Calculation of Enthalpy

I want to calculate enthalpy based on the paper referenced here.My potential is the same as the one used by the author, and I am using the LAMMPS code provided by the author. however, when I calculate the enthalpy difference for T=1000 and T=300 (i.e., h(1000)−h(300)), I do not obtain the same result as reported in the paper. (i subtract the average enthalpy by the number of atoms and then multiply the result by 96.49 to convert from eV to kJ/mol.)

here is my code:

# set periodic boundaries, units and thero-baro damping
boundary p p p
atom_style full
units metal
variable THERMO_DAMP equal 0.1
variable BARO_DAMP equal 0.5

# import UO2 single cell fluorite structure and assign atom labels
read_data UO2-single_cell.lmpstruct
variable O equal 1
variable U equal 2

# set charges
set type $O charge -1.1104
set type $U charge 2.2208

# define interatomic potential via coulombic and embed_UO2.fs tabulation 
kspace_style pppm 1.0e-5
variable SR_CUTOFF equal 11.0
pair_style hybrid/overlay coul/long ${SR_CUTOFF} eam/alloy
pair_coeff   *    *    coul/long
pair_coeff   *    *    eam/alloy CeThUNpPuAmCmO.eam.alloy O U

#Perform minimization
fix boxrelax_fix all box/relax aniso 0.0 vmax 0.001
thermo 1
thermo_style custom step cpu press etotal lx cella cellb cellc cellalpha cellbeta cellgamma
min_style sd
min_modify line quadratic dmax 0.05
minimize 1.0e-25 1.0e-25 1000 10000
unfix boxrelax_fix


# Create 4x4x4 supercell containing 768 atoms
replicate 4 4 4

# create initial velocities and set timestep
velocity all create 300 160278
timestep 0.002

# Set-up thermostat
fix thermostat_fix all npt temp 300 300 ${THERMO_DAMP} aniso 0.0 0.0 ${BARO_DAMP}

thermo_style one
thermo 10

neigh_modify delay 0 every 1 check yes

# equilibrate for 50ps
run 25000

Here is the enthalpy per step from my simulation.

So is there a question about LAMMPS here?

You simply state that you do not reproduce the results from the reference paper.

Apologies for not clearly stating my question earlier. the issue is that my enthalpy difference isn’t correct, and I want to reproduce the author’s results but i can’t.

You already stated that and that is not a question, let alone a question about LAMMPS.

Does my LAMMPS code produce the correct enthalpy?

That is not a LAMMPS question, but a question about your research.
Obviously, your input file is syntactically correct, or else it would not run.

How you choose settings, what model you use, whether you get the results you desire are things that you have to figure out for yourself. That is what makes this research!
That also makes this a topic for discussion with your adviser or tutor or - in case both of you cannot find a flaw in the input - a discussion with the authors of the publication that you want to reproduce.

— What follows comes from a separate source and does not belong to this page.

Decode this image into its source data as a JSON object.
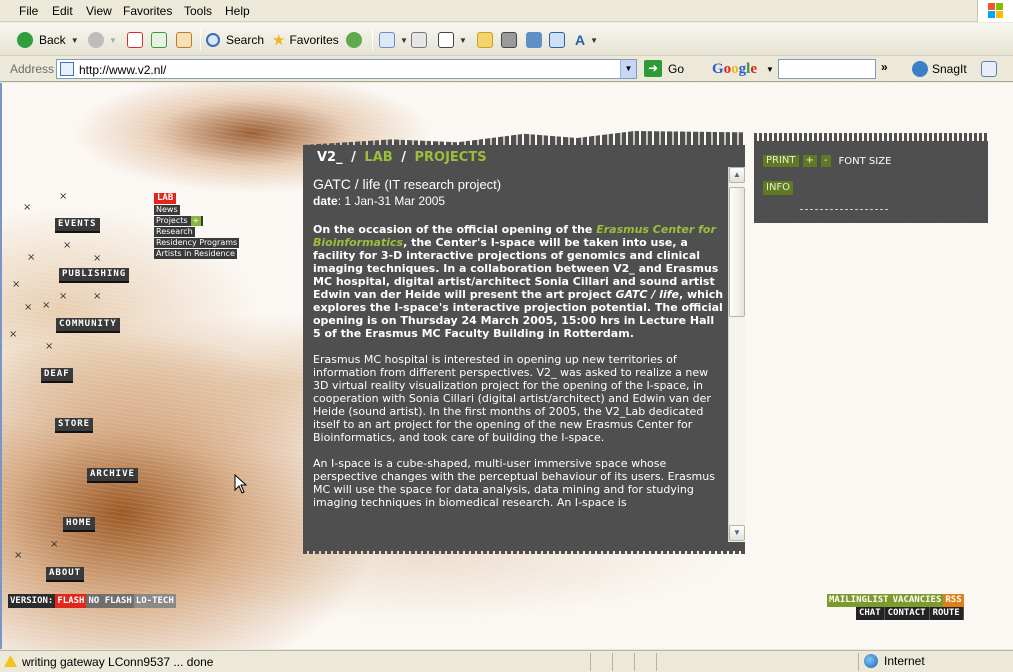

Please also keep in mind that you are asking for a lot with your question. It is not that somebody would just look at your input and say “yes” or “no”. One would have to spend time studying the reference paper, setting up the same kind of simulation (successfully) and then compare that to your input. That is a lot of work and why would somebody do that for you (out of kindness and without having any benefits)?